There were 12 patients who reported treatment-emergent serious adverse events (TESAEs). These TESAEs included suicidal behaviour, intentional self-injury, and suicidal ideation, which are regularly observed in a treatment-resistant depression patient population, and which occurred more frequently in the 25mg group than in the 10mg or 1 mg groups. Overall, 209 patients completed the study; there were five withdrawals from the 25mg group, nine from the 10mg, and 10 from the 1mg.
Robin Carhart-Harris PhD, Director of the Psychedelics Division at the Weill Institute for Neurosciences at the University of California San Francisco, and Ralph Metzner Distinguished Professor of Neurology, Psychiatry and Behavioral Sciences, said: “This is an important and exciting moment for the mental health care community.

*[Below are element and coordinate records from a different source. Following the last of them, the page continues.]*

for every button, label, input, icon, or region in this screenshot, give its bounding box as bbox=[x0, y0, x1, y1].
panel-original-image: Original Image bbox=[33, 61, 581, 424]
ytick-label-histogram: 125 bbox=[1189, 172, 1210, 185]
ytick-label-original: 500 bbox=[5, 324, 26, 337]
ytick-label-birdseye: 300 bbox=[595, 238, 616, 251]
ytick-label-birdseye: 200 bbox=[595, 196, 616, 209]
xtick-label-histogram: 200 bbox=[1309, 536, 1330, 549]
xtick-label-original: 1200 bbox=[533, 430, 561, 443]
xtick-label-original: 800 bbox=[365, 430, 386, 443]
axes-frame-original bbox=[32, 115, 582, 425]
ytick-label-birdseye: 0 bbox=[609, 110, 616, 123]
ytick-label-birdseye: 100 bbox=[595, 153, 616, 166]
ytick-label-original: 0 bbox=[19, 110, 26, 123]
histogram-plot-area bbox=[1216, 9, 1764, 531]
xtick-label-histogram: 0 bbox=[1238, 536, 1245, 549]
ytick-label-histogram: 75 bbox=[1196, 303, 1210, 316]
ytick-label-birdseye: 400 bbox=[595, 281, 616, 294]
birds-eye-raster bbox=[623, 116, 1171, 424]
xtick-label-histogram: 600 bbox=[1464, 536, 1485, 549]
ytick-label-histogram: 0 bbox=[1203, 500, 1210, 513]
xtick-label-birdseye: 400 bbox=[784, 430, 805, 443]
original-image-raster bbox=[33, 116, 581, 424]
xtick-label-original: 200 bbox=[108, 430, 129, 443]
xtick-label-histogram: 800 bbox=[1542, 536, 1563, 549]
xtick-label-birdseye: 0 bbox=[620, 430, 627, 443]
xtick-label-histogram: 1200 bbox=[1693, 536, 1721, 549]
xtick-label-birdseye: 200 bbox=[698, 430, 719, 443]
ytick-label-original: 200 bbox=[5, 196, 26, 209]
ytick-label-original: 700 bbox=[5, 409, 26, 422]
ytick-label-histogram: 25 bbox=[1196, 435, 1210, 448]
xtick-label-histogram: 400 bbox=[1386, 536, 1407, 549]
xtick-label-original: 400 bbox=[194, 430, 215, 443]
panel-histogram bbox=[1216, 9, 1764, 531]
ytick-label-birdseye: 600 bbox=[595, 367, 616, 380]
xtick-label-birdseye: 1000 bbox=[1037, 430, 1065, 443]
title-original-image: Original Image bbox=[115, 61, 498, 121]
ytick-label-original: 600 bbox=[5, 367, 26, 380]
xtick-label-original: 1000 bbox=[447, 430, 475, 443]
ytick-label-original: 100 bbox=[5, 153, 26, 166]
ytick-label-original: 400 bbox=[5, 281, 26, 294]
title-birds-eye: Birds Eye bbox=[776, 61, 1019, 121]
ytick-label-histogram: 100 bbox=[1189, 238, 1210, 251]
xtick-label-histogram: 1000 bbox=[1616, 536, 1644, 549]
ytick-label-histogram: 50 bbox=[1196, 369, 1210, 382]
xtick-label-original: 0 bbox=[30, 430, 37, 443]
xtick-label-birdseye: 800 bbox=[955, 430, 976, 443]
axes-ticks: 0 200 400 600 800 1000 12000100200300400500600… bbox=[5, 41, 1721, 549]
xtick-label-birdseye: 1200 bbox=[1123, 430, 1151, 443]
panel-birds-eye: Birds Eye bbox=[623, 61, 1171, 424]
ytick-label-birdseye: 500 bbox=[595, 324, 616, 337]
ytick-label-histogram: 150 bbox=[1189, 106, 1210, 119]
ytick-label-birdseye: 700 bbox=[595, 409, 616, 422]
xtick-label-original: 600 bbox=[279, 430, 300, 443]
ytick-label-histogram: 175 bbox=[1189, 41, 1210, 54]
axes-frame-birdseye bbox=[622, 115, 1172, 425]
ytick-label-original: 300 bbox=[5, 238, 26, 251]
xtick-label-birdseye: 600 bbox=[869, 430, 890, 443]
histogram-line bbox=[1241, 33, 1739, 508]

“It builds upon more than two decades of research into the viability of psychedelic compounds to treat mental health conditions and demonstrates the potential it has in helping people living with treatment-resistant depression. It’s encouraging to see how far this field has progressed in the last 20 years and I look forward to further research.”
COMPASS is conducting comprehensive secondary analyses which are expected to further inform the clinical development programme for COMP360 psilocybin therapy.